On the other hand this code is, if possible, even harder to parallelize to make simultaneous use of multiple pipes (simultaneous paths of execution, for super-scalar CPU's). I suspect introducing yet another temporary, probably for (i&0xf), and interleave use of that one with the real i could make pairable instructions possible. As "ret" would then become a synchronization point, perhaps addition of a ret2 used by mentioned temporary, and only adding ret and ret2 at the point of return could help that.
Another thing to possibly look into could be to hold the now constant values used for comparison (0xffff, 0xff, ...) in a register and shift that too - to remove the register loads from memory (that is, assuming a shift operation indeed is faster than a memory-read, even if from L1 cache).
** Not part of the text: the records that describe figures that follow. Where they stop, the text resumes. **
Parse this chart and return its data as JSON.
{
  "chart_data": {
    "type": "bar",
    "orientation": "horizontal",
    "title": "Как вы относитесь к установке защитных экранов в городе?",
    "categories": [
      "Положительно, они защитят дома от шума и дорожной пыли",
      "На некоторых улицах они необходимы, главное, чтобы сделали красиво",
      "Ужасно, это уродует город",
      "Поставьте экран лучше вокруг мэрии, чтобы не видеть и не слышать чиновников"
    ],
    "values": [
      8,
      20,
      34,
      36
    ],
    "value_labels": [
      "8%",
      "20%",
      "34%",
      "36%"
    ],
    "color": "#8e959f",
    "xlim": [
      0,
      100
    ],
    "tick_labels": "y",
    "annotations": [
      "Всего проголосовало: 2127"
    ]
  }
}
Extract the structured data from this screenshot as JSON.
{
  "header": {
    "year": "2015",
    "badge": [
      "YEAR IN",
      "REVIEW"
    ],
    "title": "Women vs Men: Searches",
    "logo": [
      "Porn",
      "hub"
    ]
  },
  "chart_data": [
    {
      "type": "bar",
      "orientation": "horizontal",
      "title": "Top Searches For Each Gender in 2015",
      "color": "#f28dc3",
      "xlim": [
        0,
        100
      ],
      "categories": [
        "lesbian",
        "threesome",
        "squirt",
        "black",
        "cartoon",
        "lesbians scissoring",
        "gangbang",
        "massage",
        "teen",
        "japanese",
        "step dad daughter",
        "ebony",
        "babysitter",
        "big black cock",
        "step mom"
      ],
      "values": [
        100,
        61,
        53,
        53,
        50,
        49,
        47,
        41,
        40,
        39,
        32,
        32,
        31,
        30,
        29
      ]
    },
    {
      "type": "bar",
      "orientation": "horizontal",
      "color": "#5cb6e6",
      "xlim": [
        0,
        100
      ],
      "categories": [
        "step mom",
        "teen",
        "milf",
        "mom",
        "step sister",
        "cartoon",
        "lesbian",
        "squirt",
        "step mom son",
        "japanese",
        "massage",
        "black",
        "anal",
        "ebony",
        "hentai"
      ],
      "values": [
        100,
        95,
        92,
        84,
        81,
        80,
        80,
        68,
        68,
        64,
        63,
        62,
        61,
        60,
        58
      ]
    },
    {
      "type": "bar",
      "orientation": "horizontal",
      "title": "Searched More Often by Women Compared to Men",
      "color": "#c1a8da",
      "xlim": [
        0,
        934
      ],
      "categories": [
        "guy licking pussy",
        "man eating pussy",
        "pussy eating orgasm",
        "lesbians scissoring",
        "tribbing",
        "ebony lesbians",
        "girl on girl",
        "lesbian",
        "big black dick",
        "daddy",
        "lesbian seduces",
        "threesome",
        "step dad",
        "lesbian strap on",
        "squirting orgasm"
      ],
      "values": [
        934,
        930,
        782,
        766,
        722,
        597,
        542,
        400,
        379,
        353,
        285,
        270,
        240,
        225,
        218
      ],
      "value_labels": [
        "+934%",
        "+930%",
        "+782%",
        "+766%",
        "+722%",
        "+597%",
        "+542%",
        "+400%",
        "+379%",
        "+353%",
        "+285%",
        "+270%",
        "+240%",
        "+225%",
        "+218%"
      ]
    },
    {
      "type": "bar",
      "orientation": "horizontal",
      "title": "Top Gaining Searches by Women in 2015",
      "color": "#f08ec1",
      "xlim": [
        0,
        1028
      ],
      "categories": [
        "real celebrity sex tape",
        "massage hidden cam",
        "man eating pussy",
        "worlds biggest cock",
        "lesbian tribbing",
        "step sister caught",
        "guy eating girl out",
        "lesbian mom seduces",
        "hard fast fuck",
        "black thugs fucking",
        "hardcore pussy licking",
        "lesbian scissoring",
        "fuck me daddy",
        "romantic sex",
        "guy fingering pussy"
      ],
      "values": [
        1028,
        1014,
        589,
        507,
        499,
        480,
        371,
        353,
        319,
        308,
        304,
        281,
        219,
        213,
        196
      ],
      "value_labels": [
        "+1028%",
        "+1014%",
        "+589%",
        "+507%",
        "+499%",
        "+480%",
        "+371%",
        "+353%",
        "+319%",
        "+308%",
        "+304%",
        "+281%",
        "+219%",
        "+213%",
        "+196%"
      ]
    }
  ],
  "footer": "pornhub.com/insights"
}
Combining these ideas might however be a bad idea on the Z80-on-stereoids called IA32, where there actually doesn't exist a single GPR, and the actual usable register count is lower than the amount of toes on any healthy parrot. :-)
int highest_bit(unsigned int i) { int temp; int ret = 0; temp = i > 0xffff; i >>= 16*temp; ret = 16*temp; temp = i > 0xff; i >>= 8*temp; ret += 8*temp; temp = i > 0xf; i >>= 4*temp; ret += 4*temp; temp = i > 0x3; i >>= 2*temp; ret += 2*temp; ret += (i>>1); return ret; }
/Mike